21. Those submissions are nothing more than a disagreement with findings made by the Judge, which were clearly drawn from the evidence placed before him. Between [62] and [68] the Judge carefully considered the impact that return to Israel (and separation from her family) will have on the appellant. The Judge carefully considers the medical evidence and, at [68] of the decision, considers the incidents of violence in Tel Aviv. The Judge bemoans the dearth of independent documentary evidence about conditions in Tel Aviv and records the concession that the appeal is not advanced on article 3 ECHR grounds.

22. The decision does not contain material errors of law. The grounds of appeal amount to an expression of dissatisfaction with the conclusion that the Judge reached, but on the evidence placed before the Judge, his decision is one which falls well within the range of conclusions reasonably open to the Judge.

23. In Shizad (sufficiency of reasons: set aside) [2013] UKUT 85 (IAC) the Tribunal held that (i) Although there is a legal duty to give a brief explanation of the conclusions on the central issue on which an appeal is determined, those reasons need not be extensive if the decision as a whole makes sense, having regard to the material accepted by the judge; (ii) Although a decision may contain an error of law where the requirements to give adequate reasons are not met, the Upper Tribunal would not normally set aside a decision of the First-tier Tribunal where there has been no misdirection of law, the fact-finding process cannot be criticised and the relevant Country Guidance has been taken into account, unless the conclusions the judge draws from the primary data were not reasonably open to him or her.

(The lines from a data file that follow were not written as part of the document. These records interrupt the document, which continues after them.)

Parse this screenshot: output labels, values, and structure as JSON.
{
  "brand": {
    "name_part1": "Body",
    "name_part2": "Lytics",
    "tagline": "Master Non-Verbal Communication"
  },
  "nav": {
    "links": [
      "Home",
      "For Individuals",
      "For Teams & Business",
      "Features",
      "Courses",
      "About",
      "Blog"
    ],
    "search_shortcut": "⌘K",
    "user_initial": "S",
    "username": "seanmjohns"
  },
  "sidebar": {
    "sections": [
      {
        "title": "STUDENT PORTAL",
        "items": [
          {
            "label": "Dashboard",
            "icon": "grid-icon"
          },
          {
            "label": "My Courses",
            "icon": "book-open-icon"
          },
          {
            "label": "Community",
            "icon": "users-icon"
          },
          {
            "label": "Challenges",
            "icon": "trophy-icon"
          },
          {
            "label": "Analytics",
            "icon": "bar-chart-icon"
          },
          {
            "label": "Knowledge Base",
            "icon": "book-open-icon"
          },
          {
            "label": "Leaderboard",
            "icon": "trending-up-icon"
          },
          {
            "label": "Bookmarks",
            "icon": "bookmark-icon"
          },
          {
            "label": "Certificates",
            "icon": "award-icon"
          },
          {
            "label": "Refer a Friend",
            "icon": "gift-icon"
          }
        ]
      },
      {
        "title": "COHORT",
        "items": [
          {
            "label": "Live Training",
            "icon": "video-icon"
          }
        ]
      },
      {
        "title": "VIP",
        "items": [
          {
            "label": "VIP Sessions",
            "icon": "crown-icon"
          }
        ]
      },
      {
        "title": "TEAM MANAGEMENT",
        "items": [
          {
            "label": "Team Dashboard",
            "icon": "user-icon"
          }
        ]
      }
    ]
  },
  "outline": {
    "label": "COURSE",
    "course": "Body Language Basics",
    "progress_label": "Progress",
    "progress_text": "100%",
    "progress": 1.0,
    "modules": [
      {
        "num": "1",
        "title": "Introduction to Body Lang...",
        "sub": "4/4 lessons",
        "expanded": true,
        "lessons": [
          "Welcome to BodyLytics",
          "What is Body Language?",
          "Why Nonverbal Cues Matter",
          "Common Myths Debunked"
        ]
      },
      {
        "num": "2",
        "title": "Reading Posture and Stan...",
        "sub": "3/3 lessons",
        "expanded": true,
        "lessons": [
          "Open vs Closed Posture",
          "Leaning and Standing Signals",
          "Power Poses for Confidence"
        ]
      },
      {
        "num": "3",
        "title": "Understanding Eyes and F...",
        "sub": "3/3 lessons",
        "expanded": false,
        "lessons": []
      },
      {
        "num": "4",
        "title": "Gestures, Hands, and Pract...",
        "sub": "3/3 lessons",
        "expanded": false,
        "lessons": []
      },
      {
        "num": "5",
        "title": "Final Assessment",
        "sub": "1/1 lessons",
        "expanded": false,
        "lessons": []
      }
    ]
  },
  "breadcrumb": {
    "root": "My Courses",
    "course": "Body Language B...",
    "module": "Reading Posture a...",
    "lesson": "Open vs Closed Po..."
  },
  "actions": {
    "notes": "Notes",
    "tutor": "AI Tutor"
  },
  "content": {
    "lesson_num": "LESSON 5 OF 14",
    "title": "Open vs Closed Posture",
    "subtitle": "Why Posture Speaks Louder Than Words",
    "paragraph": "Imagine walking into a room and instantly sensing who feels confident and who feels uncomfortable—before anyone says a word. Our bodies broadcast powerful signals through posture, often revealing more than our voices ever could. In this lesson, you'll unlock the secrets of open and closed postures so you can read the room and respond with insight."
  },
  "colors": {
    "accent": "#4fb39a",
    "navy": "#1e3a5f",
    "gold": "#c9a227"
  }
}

24. There is nothing wrong with the Judge's fact finding exercise. In reality the appellant's appeal amounts to little more than a disagreement with the way the Judge has applied the facts as he found them to be. The appellant does not like the conclusion that the Judge has come to, but that conclusion is the result of the correctly applied legal equation. There is nothing wrong with the Judge's fact finding exercise. The correct test in law has been applied. The decision does not contain a material error of law.
25. The Judge's decision, when read as a whole, sets out findings that are sustainable and sufficiently detailed and based on cogent reasoning.
CONCLUSION
26. No errors of law have been established. The Judge's decision stands.
DECISION
27. The appeal is dismissed. The decision of the First-tier Tribunal stands.